[CRITIQUE] La Nuit venue

Temps de lecture :  3 minutes

Le film a été découvert au Champs-Élysée Film Festival 2020 en ligne.

Jin est un chauffeur clandestin qui travaille pour le compte de la mafia chinoise pour payer ses dettes. Cela fait cinq ans qu’il traverse, toutes les nuits, les rues de Paris. Un soir, il reconduit chez elle Naomi, une call-girl qui aurait besoin de ses services.

La Nuit venue s’ouvre sur le visage de Jin. Il vient d’apprendre qu’il doit s’occuper d’un nouveau venu dans la filiale VTC que gère la mafia chinoise. Pour Jin, l’horizon sombre commence à s’éclaircir : il lui reste encore trois semaines à travailler au noir pour payer sa dette. Il pourra par la suite se consacrer à sa passion : la musique. Jin est un immigré chinois sans papier en France. Sa vie, il la passe derrière le volant de sa voiture à arpenter les rues de Paris. Épuisé, à bout de forces, il tient parce qu’il sait qu’un autre avenir est possible.
Pour son premier film, le cinéaste Frédéric Farrucci décide de traiter de l’univers des réseaux illégaux qui pullulent partout en France, mais également de la précarité d’énormément de personnes dans le pays. Si Jin est dans une situation peu enviable, la caméra n’hésite pas à montrer au spectateur les tentes et les situations invivables d’immigrés. La Nuit venue parle d’une France qu’on oublie, qu’on ne regarde plus, qu’on ignore. Le long-métrage explore aussi l’esclavagisme moderne : l’ubérisation de notre société. Ces hommes exploités par leur propre communauté arrivent en France où ils sont laissés dans la misère. Affaiblis, ils sont des proies faciles pour les filières du textile, de la prostitution ou de la restauration. Cela peut sembler ironique quand on sait qu’en chinois, la France 法国 (Fàguó) signifie « pays des droits ». Pourtant, ils n’en possèdent aucun. Leurs dettes sont opaques et leur marge de manœuvre réduite. Quand Jin annonce qu’il ne lui reste que quelques semaines à faire, un collègue le regarde surpris. Il ignore lui-même combien de temps il lui reste et à combien s’élève réellement sa dette. Il est dépendant du système qui le fait vivre. Jin est différent, il se démarque. Il ne peut pas se contenter de cette situation. 

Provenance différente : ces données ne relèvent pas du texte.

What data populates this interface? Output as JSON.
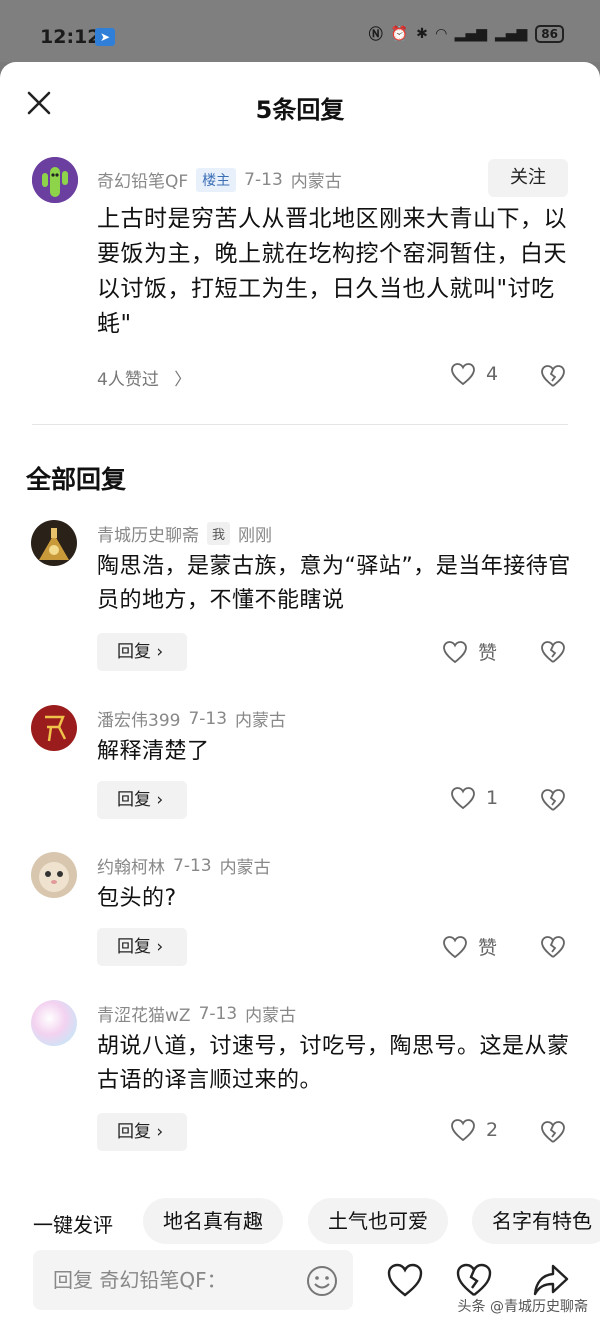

Dans une première partie très dense, le film installe une ambiance sombre. La vie du personnage principal est rythmée par les sorties nocturnes et les clients qui défilent dans sa voiture. Des inconnus qui l’ignorent. Il fait partie d’un service que la société met à disposition. Il fait partie de la voiture qu’il conduit. Aurait-il eu plus d’attention s’il avait été machine ? On pense à Taxi Driver (Martin Scorsese, 1976). Le visage froid et fermé de Jin qui observe les rues et les lumières de la ville renvoient à Travis Bickle et ses déambulations dans New York. Quand Jin raccompagne Naomi chez elle, elle est la première personne à réellement le regarder. La rencontre de ces deux solitudes possède un charme fou. Naomi illumine les journées de Jin. Il est d’ailleurs dommage que le récit ne soit pas également du côté de Naomi pour savoir ce qu’elle ressent. La tension et le désir entre les deux personnages sont intenses et palpables. C’est pour cette raison que la romance reste sur le fil du rasoir, par instants incroyablement puissante et à d’autres presque improbable ou trop rapide. Guang Huo qui interprète Jin est un acteur non professionnel et c’est également ce qui donne de la force au film, son aspect documentaire. Il possède le charisme nécessaire et un charme fou. Camélia Jordana qui joue Naomi, call-girl et stripteaseuse, est toute en sensualité et volupté. Elle parvient à rendre son personnage mystérieux et intrigant en peu de séquences. 

Le cinéaste met en scène Paris la nuit et capte quelque chose d’inédit. Alors que de nombreux films français exposent les déambulations de Parisiens en mal d’amour, La Nuit venue montre un pan de la population que nous ignorons. Il reprend les codes classiques du polar pour offrir l’effervescence d’une société sous tension. La mise en scène retranscrit la nuit et la sublime. De plus, la musique fait partie inhérente de l’œuvre : Jin est un musicien — ce qui permet également de sortir de l’image d’Épinal de l’immigré sans culture — et l’artiste français Rone compose la bande son, sublime. L’image et le son trouvent ainsi un équilibre parfait pour retranscrire le vécu et les émotions de Jin. Ainsi, malgré quelques maladresses dans la romance un peu trop rapide et le personnage féminin trop peu développé, La Nuit venue est un film abrupt qui réussit à transcrire notre sentiment d’impuissance face à une société du vide et de l’ignorance de l’autre.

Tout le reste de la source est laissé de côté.